Victims including Shayara Bano, whose husband used triple talaq to divorce her by letter in 2015, had approached India’s highest court to ask for a ruling.
The three judges in favour of banning triple talaq said the practice was against the basic tenets of Islam.
The apex court referred to the abolition of triple talaq in Islamic countries and asked why independent India could not get rid of it. More than 20 Muslim countries, including neighboring Pakistan and Bangladesh, have banned the practice.
These judges called triple talaq called the practice ‘bad in law’.
The minority verdict by CJI Khehar and Justice Nazeer said triple talaq may be “sinful”, but the court could not interfere in personal laws considered a fundamental right.
They instead favoured to keep on hold the practice for six months, asked political parties to set aside differences and help the Centre in coming out with a legislation.
The judges in the minority verdict said if the Centre did not bring a law within six months, then its injunction on triple talaq would continue.
CJI Khehar and Justice Nazeer also expressed hope the Centre’s legislation would take into account concerns of Muslim bodies and the Sharia law.
The Centre had earlier told the bench that it would come out with a law to regulate marriage and divorce among Muslims if triple talaq was held invalid and unconstitutional by the apex court.
The government said all three forms of divorce among the Muslim community — talaq-e-biddat, talaq hasan and talaq ahsan, as “unilateral” and “extra-judicial”.
It argued all personal laws must conform to the Constitution and rights of marriage, divorce, property and succession had to be treated in the same class.
The Centre said triple talaq was neither integral to Islam, nor a “majority versus minority” issue but an “intra-community tussle” between Muslim men and deprived women.
The Bench held sittings during summer vacation to decide the validity of triple talaq. It was hearing a batch of petitions filed by Muslim Women’s Quest for Equality. The hearing was completed in six days.

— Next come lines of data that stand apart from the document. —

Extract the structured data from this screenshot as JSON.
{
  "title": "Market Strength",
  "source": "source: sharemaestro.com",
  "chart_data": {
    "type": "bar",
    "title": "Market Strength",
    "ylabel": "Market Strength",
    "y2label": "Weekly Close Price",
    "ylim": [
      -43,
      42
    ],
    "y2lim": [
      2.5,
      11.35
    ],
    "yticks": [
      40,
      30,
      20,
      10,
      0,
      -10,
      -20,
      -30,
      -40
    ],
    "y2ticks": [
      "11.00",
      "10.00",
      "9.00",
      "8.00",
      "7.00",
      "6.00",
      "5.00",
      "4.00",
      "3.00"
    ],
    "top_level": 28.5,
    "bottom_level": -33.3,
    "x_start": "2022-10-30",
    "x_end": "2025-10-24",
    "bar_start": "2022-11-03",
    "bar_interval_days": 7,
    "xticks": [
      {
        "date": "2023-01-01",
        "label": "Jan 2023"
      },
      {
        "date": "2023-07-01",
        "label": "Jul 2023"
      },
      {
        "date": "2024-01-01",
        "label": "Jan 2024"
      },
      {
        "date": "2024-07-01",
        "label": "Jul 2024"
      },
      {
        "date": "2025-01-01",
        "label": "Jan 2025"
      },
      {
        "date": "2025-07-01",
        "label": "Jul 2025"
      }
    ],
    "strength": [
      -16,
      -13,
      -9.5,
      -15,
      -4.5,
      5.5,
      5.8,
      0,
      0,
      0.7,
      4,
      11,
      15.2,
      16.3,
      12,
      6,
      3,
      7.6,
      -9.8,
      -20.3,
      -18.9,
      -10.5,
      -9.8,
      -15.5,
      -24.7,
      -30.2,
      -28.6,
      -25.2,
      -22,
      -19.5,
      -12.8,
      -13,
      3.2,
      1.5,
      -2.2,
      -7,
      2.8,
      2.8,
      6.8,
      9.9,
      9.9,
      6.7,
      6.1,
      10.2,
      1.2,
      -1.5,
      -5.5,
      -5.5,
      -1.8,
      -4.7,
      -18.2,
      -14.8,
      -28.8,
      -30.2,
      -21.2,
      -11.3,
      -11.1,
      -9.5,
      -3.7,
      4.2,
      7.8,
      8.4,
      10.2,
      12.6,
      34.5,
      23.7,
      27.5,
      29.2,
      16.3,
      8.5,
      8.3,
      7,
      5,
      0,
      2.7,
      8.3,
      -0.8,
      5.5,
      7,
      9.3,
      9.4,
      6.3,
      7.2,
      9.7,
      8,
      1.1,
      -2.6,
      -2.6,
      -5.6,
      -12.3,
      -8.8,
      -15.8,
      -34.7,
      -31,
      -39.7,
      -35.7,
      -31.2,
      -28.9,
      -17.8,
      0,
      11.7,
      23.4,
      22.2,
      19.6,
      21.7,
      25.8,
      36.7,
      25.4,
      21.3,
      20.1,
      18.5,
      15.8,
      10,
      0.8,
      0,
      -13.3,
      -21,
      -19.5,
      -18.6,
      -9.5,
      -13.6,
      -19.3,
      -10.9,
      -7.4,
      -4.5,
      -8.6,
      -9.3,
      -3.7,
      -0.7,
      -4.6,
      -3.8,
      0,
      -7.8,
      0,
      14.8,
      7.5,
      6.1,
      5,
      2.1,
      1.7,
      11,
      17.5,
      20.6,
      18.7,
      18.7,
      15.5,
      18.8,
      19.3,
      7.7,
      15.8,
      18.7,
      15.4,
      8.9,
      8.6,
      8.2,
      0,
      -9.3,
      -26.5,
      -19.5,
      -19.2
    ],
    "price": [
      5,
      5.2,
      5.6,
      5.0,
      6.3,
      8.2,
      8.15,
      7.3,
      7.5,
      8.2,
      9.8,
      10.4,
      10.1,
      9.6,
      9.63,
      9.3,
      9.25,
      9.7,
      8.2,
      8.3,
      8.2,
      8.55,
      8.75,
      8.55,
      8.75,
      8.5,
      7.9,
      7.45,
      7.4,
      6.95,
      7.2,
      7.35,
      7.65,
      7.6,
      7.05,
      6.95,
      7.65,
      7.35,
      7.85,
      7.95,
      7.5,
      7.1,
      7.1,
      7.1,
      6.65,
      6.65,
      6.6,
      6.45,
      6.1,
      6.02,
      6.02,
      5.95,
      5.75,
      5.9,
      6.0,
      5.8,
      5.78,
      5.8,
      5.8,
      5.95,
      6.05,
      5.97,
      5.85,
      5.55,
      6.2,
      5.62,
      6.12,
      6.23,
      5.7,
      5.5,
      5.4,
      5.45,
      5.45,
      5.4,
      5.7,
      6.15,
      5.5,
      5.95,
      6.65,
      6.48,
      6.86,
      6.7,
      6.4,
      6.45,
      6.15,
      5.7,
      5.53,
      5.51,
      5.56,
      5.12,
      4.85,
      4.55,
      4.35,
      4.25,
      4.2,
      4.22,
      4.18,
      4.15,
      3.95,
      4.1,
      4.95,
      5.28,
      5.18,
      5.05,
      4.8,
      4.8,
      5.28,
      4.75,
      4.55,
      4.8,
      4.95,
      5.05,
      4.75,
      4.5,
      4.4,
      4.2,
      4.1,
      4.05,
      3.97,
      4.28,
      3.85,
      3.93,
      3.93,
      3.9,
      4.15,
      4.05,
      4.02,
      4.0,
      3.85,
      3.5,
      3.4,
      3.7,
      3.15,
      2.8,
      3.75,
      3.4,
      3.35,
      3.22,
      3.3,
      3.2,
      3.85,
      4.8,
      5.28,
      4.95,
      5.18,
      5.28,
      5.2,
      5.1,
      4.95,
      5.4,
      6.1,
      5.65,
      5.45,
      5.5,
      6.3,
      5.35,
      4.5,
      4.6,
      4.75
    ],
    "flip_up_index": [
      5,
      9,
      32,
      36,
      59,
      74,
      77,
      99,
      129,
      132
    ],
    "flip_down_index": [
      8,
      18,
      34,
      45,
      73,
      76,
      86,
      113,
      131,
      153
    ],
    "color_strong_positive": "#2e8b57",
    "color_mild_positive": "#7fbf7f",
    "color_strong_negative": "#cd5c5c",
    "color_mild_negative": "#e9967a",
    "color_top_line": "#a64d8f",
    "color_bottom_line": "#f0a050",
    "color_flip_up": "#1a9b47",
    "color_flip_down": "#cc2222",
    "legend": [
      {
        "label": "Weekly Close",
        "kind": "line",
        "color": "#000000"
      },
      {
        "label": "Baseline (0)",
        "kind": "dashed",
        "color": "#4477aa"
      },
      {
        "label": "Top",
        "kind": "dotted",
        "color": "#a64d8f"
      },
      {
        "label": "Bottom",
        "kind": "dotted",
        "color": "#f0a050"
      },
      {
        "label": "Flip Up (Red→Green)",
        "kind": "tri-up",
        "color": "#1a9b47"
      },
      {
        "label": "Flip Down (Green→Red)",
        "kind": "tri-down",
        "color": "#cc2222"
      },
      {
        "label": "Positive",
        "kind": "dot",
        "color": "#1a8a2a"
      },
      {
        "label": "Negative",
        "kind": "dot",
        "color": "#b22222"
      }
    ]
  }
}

The petitioners had questioned the validity of triple talaq and had argued that it infringed with Muslim women’s fundamental right to equality.
In opposition to that, the All India Muslim Personal Law Board (AIMPLB) submitted a draft ‘nikhanama’ (marriage agreement), which said the bridegroom would not resort to instantaneous triple talaq to seek divorce. The AIMPLB said a resolution to this effect had been passed and sent to all the kazis in the country.
The AIMPLB had asserted that triple talaq may be sinful but it was a practice in existence for close to 1400 years. “We don’t want the court to enter into a slippery slope. Court should not venture into the area and interpret something, which is not in its domain. Personal law, customs and faith cannot be tested under the garb of fundamental rights,” the Muslim board had said.
Through its senior counsel Kapil Sibal, AIMPLB had cautioned the court from deciding this issue as it could lead to a backlash in the Muslim community, which might see its rights being infringed upon and therefore resort to supporting practices like polygamy and oral divorce.